One theme stands out from Flannery's critique of Australia's failure to address global warming in a meaningful way. He describe Australia as a 'quarry and farm'. He argues that Australia has for so long seen itself as a source of raw materials – from mining and agriculture – for export to the rest of the world, and that this puts us at a disadvantage in dealing with global warming in two main ways:
  1. Our attitude of 'buyer beware' – that the buyer should bear the ultimate responsibility and costs for the negative impact of the product we sell – can no longer be sanctioned. Flannery argues that Australia cannot just keep digging up coal and uranium from our land and shipping it off without concern for the environmental, social and political impact it has across the globe.
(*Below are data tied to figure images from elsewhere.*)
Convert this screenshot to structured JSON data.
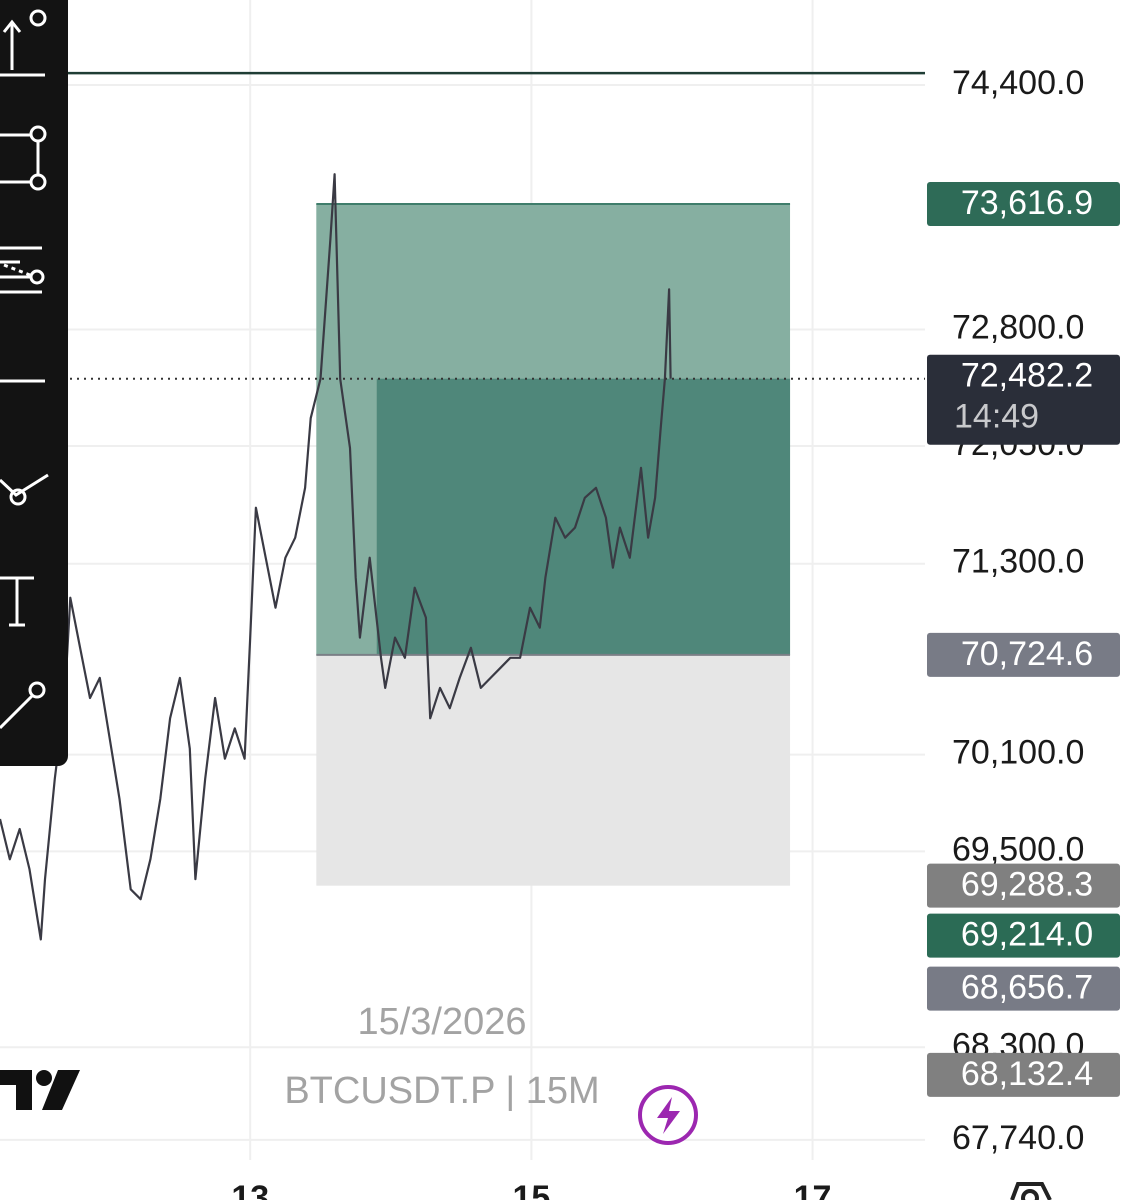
{
  "chart_data": {
    "type": "line",
    "watermark": "15/3/2026",
    "symbol": "BTCUSDT.P | 15M",
    "log_scale": true,
    "grid": true,
    "color": "#3a3a44",
    "x": [
      11.22,
      11.29,
      11.36,
      11.43,
      11.51,
      11.54,
      11.61,
      11.68,
      11.72,
      11.79,
      11.86,
      11.93,
      12.0,
      12.07,
      12.15,
      12.22,
      12.29,
      12.36,
      12.43,
      12.5,
      12.57,
      12.61,
      12.68,
      12.75,
      12.82,
      12.89,
      12.96,
      13.0,
      13.04,
      13.11,
      13.18,
      13.25,
      13.32,
      13.39,
      13.43,
      13.5,
      13.57,
      13.6,
      13.64,
      13.71,
      13.75,
      13.78,
      13.85,
      13.93,
      13.96,
      14.03,
      14.1,
      14.17,
      14.25,
      14.28,
      14.35,
      14.42,
      14.49,
      14.57,
      14.64,
      14.71,
      14.78,
      14.85,
      14.92,
      14.99,
      15.06,
      15.1,
      15.17,
      15.24,
      15.31,
      15.38,
      15.46,
      15.53,
      15.58,
      15.63,
      15.7,
      15.78,
      15.83,
      15.88,
      15.92,
      15.95,
      15.98,
      15.99
    ],
    "values": [
      69700,
      69451,
      69638,
      69389,
      68958,
      69328,
      69950,
      70454,
      71085,
      70769,
      70454,
      70580,
      70201,
      69825,
      69266,
      69205,
      69451,
      69825,
      70327,
      70580,
      70138,
      69328,
      69950,
      70454,
      70075,
      70264,
      70075,
      70833,
      71656,
      71338,
      71022,
      71338,
      71465,
      71783,
      72228,
      72482,
      73388,
      73812,
      72482,
      72037,
      71212,
      70833,
      71338,
      70706,
      70517,
      70833,
      70706,
      71148,
      70959,
      70327,
      70517,
      70390,
      70580,
      70769,
      70517,
      70580,
      70643,
      70706,
      70706,
      71022,
      70896,
      71212,
      71592,
      71465,
      71529,
      71719,
      71783,
      71592,
      71275,
      71529,
      71338,
      71910,
      71465,
      71719,
      72164,
      72482,
      73061,
      72482.2
    ],
    "xlim": [
      11.22,
      17.8
    ],
    "xticks": [
      13,
      15,
      17
    ],
    "ylim": [
      67619,
      74964
    ],
    "yticks": [
      {
        "value": 74400,
        "label": "74,400.0"
      },
      {
        "value": 72800,
        "label": "72,800.0"
      },
      {
        "value": 72050,
        "label": "72,050.0"
      },
      {
        "value": 71300,
        "label": "71,300.0"
      },
      {
        "value": 70100,
        "label": "70,100.0"
      },
      {
        "value": 69500,
        "label": "69,500.0"
      },
      {
        "value": 68300,
        "label": "68,300.0"
      },
      {
        "value": 67740,
        "label": "67,740.0"
      }
    ],
    "hline": {
      "value": 74478,
      "color": "#1f3d35"
    },
    "position": {
      "x": [
        13.47,
        16.84
      ],
      "progress_start": 13.9,
      "target": 73616.9,
      "entry": 70724.6,
      "stop": 69288.3,
      "profit_color": "#86afa1",
      "progress_color": "#4f877a",
      "stop_color": "#e6e6e6"
    },
    "price_tags": [
      {
        "value": 73616.9,
        "label": "73,616.9",
        "color": "#2e6b57"
      },
      {
        "value": 72482.2,
        "label": "72,482.2",
        "countdown": "14:49",
        "color": "#2a2e39"
      },
      {
        "value": 70724.6,
        "label": "70,724.6",
        "color": "#787b86"
      },
      {
        "value": 69288.3,
        "label": "69,288.3",
        "color": "#808080"
      },
      {
        "value": 69214.0,
        "label": "69,214.0",
        "color": "#2b6b55"
      },
      {
        "value": 68656.7,
        "label": "68,656.7",
        "color": "#787b86"
      },
      {
        "value": 68132.4,
        "label": "68,132.4",
        "color": "#808080"
      }
    ]
  }
}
    What Flannery doesn't spell out strongly enough, is that because of the centrality of mining – especially coal – exports to Australia's economy, our government's political will to make any meaningful changes to our greenhouse gas emissions is thoroughly compromised, if not corrupted.

    He makes a clear enough case that a change in this 'buyer beware' attitude is required if Australia were to start mining and exporting more uranium – especially with the threat of nuclear proliferation in our region and beyond, and the dangers in processing nuclear power from the uranium we export. He insists that Australia must take greater responsibility for the dangers inherent in the uranium it sells.
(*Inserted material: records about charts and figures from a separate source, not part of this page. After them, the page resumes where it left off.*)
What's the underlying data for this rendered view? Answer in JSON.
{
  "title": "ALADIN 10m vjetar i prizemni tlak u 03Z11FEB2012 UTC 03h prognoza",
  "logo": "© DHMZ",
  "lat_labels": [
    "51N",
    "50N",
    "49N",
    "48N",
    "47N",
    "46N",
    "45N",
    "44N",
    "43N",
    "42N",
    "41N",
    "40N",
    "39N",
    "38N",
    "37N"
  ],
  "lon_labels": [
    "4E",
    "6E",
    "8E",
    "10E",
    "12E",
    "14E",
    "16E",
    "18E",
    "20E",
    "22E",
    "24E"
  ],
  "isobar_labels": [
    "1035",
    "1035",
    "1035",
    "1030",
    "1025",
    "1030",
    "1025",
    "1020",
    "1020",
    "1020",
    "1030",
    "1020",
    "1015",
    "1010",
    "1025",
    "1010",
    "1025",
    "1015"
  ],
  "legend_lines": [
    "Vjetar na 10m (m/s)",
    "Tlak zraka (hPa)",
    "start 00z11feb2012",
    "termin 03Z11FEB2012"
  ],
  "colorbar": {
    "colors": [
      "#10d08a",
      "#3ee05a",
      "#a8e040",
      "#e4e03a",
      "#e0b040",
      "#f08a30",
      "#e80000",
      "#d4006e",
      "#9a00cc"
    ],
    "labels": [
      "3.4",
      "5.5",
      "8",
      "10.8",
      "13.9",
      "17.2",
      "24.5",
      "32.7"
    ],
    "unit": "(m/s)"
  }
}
    Unfortunately, the dangers aren't enough for Flannery to disavow his support for nuclear power in reducing greenhouse gas emissions. Instead, it appears to lead him to support Australia becoming a site for the storing of the growing nuclear waste that will come from the 'inevitable' increase in nuclear power. His twist is so close to Howard's: that Australia must take responsibility for the waste products from the uranium it exports!


    What is unfortunate about Flannery's stance on nuclear power and waste, in this regard, is that according to Helen Caldicott, he admits to knowing very little about the science of the nuclear cycle. Long-time anti-nuclear campaigner Caldicott told her Writers Festival audiences that she has heard from students who attended others of Flannery's talks that he had admitted to knowing little of the science of the nuclear cycle – much to her and her audiences' shock! She criticises him for recommending something without full knowledge of it, including its dangers – a failure she considers pretty bad for a scientist. Is this a case of Flannery's 'Buyer Beware' hypocricy?
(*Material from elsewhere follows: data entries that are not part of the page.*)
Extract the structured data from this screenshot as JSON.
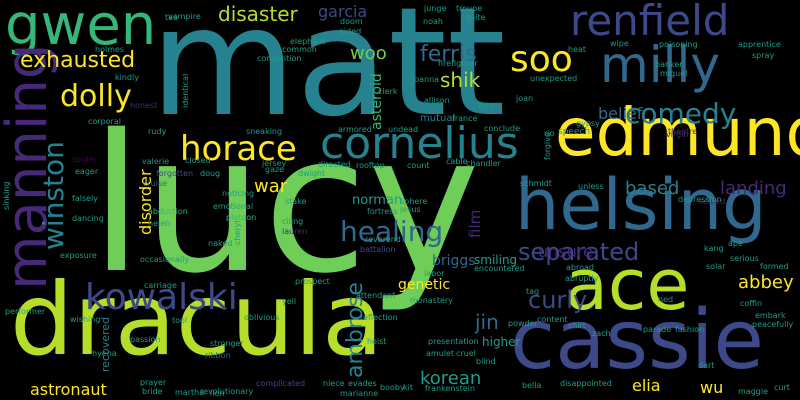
{
  "palette": {
    "yellow": "#fde725",
    "lime": "#b5de2b",
    "green": "#6ece58",
    "teal_green": "#35b779",
    "teal": "#1f9e89",
    "blue_teal": "#26828e",
    "blue": "#31688e",
    "indigo": "#3e4989",
    "purple": "#482878",
    "dark_purple": "#440154"
  },
  "words": [
    "matt",
    "lucy",
    "dracula",
    "cassie",
    "helsing",
    "ace",
    "edmund",
    "milly",
    "gwen",
    "renfield",
    "cornelius",
    "manning",
    "horace",
    "soo",
    "kowalski",
    "dolly",
    "exhausted",
    "comedy",
    "winston",
    "healing",
    "separated",
    "disaster",
    "ferris",
    "shik",
    "curly",
    "abbey",
    "astronaut",
    "korean",
    "ambrose",
    "jin",
    "landing",
    "based",
    "belief",
    "disorder",
    "woo",
    "war",
    "norman",
    "film",
    "genetic",
    "unsure",
    "garcia",
    "asteroid",
    "elia",
    "wu",
    "briggs",
    "smiling",
    "mutual",
    "higher",
    "recovered",
    "spider",
    "cruise",
    "forgotten",
    "honest",
    "abduction",
    "noticing",
    "platoon",
    "lauren",
    "stake",
    "reverend",
    "battalion",
    "sphere",
    "jesus",
    "fortress",
    "sealed",
    "depression",
    "revolutionary",
    "passion",
    "ribbon",
    "stronger",
    "prayer",
    "bride",
    "martha",
    "lion",
    "complicated",
    "niece",
    "evades",
    "marianne",
    "booby",
    "kit",
    "frankenstein",
    "amulet",
    "cruel",
    "blind",
    "presentation",
    "heist",
    "bella",
    "disappointed",
    "dart",
    "maggie",
    "curt",
    "parade",
    "fashion",
    "embark",
    "peacefully",
    "formed",
    "theatre",
    "virgin",
    "banker",
    "miguel",
    "gypsy",
    "speech",
    "conclude",
    "france",
    "tom",
    "joan",
    "allison",
    "joanna",
    "firefighter",
    "clerk",
    "armored",
    "undead",
    "rooftop",
    "directed",
    "count",
    "cable",
    "chandler",
    "schmidt",
    "unless",
    "exposure",
    "occasionally",
    "carriage",
    "performer",
    "wishing",
    "hyena",
    "tool",
    "oblivious",
    "reflection",
    "powder",
    "content",
    "shirt",
    "zach",
    "ned",
    "coffin",
    "vampire",
    "convention",
    "doom",
    "aided",
    "noah",
    "troupe",
    "quite",
    "junge",
    "heat",
    "wipe",
    "poisoning",
    "apprentice",
    "spray",
    "kindly",
    "holmes",
    "tae",
    "elephant",
    "common",
    "unexpected",
    "rio",
    "forgive",
    "corporal",
    "rudy",
    "sneaking",
    "identical",
    "valerie",
    "closed",
    "eager",
    "falsely",
    "dancing",
    "helen",
    "naked",
    "ciling",
    "emotional",
    "doug",
    "dwight",
    "prospect",
    "yeil",
    "attendant",
    "monastery",
    "labor",
    "kang",
    "solar",
    "serious",
    "ape",
    "tag",
    "abroad",
    "abruptly",
    "encountered",
    "sinking",
    "jersey",
    "gaze",
    "cheryl"
  ]
}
  2. With the 'resources' sector (spinning money from digging stuff out of the ground and shipping it across the globe) and the agricultural industry so entrenched in Australian politics and economy, we are missing the opportunity to turn to manufacturing and exporting renewable energy technologies that can reduce greenhouse gas emissions.

    Flannery pointed to Australia loosing its leading photovoltaic cell researcher to Germany, who are also pursuing a huge industry programme of R&D and manufacturing solar panels. We have huge potential for investing in research and manufacturing in geothermal, solar and wind generated renewable energy, but without government or industry support, we are missing out. (Not strangely, this is something Flannery, Caldicott and a host of other environmentalists agree on
    )

    I would see this as a problem with Australia's industry overall - the dismantling of Australia's manufacturing industry has long hamstrung us – but so long as the mining sector keeps the finance, IT, insurance and other services sectors happy in this country, we won't look up until it's too late.


    So, isn't this still the 'Banana Republic' that former ALP Prime Minister Paul Keating so disparaged – an economy built on exporting minerals, wheat and wool, and importing everything else? Keating wanted to move Australia beyond primary industry exports, but ended up assisting in the gutting of our manufacturing industry. So much for that.
Tim Flannery's Keynote address on global warming was interesting and useful because it offered some compelling and useful ways at looking at Australia's place in a warming climate. He also took pains to update his audience on the latest research findings that show that the impact of global warming is occuring much sooner that originally projected.

This includes Inuit reports of drowning polar bears (sign of polar ice-cap melt) and evidence of a first-ever polar bear-brown bear hybrid in Alaska (the warming is driving polar bears south due to food scarcity etc).

However, I feel that Flannery has been at such great pains to impart to his audience the sense of impending doom speeding to overtake us faster than expected, that he has become so captured by the panic. Flannery has stared so hard into the abyss that I fear he is not seeing clearly enough anymore, or looking deeply enough into the solutions he suggests to us.